The sacraments are the introduction of human life into divine life. Man is introduced into the Body of Christ at Baptism. His participation into the sacrament that Christ is (of the Father) is physical (head and body), nuptial (Eph. 5, Church as bride) and universal. Sacraments have to do with your relationship with Christ, which in turn is the relationship with a God who is Triune. Your whole life is called to be introduced into divine life, eternal life, which is the life of a God who is a Being-with. Being a person is to be-for God, others. The spousal gift of self must be seen in this light and in this understanding of what it means to be a person. Human love must enter into the logic of the gift.
The unity of the two in marriage is secured by the Holy Spirit. Cardinal Ouellet of Quebec wrote a beautiful article in which he wrote, "The Holy Spirit grants to the spouses a participation in His mode of being a communion of persons." Something like that. WHOA people. That's a huge deal! Because the Holy Spirit is Love, charity itself. He is what the Father and the Son are together, He is their communion, their bond of love. He is called distinctly what they are in common. The life of God is given to us in the Holy Spirit.

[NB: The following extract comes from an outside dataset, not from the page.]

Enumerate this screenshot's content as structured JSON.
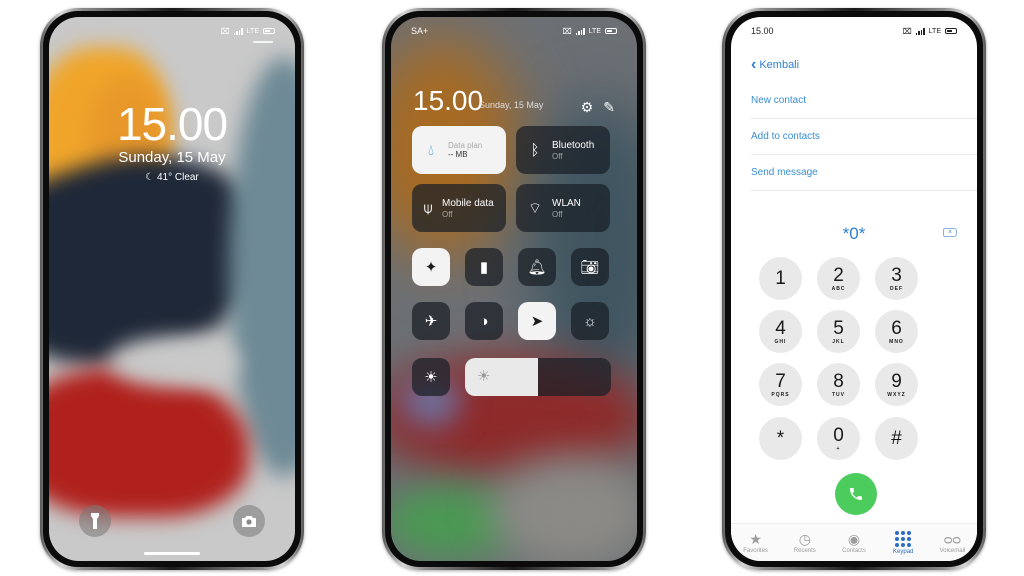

Marriage is also a historical reality. It is an event within history- this man and this woman join their lives together until death. It requires freedom and man's participation. Sacraments aren't like vending machines- the God who created you without you will not save you without you. (Augustine) The grace to participate in Christ's life is the same for all couples; but holiness makes a difference. The capacity of the container determines how much one can be filled!
Finally, marriage always has an ecclesiological character; it is always in and through the Church that grace passes. In this we recall the Marian dimension of the Church as Bride and Mother. Also the communion that the Church is; the unity of its members. The Church recommends that marriage be celebrated in the context of the Eucharist because it is integral to the nature of love itself. "This is my body, given for you." We are called to see how deep marriage gets into the structure of reality; a reality created by a God who is Love.
I think that's all the studying I'm doing for that question!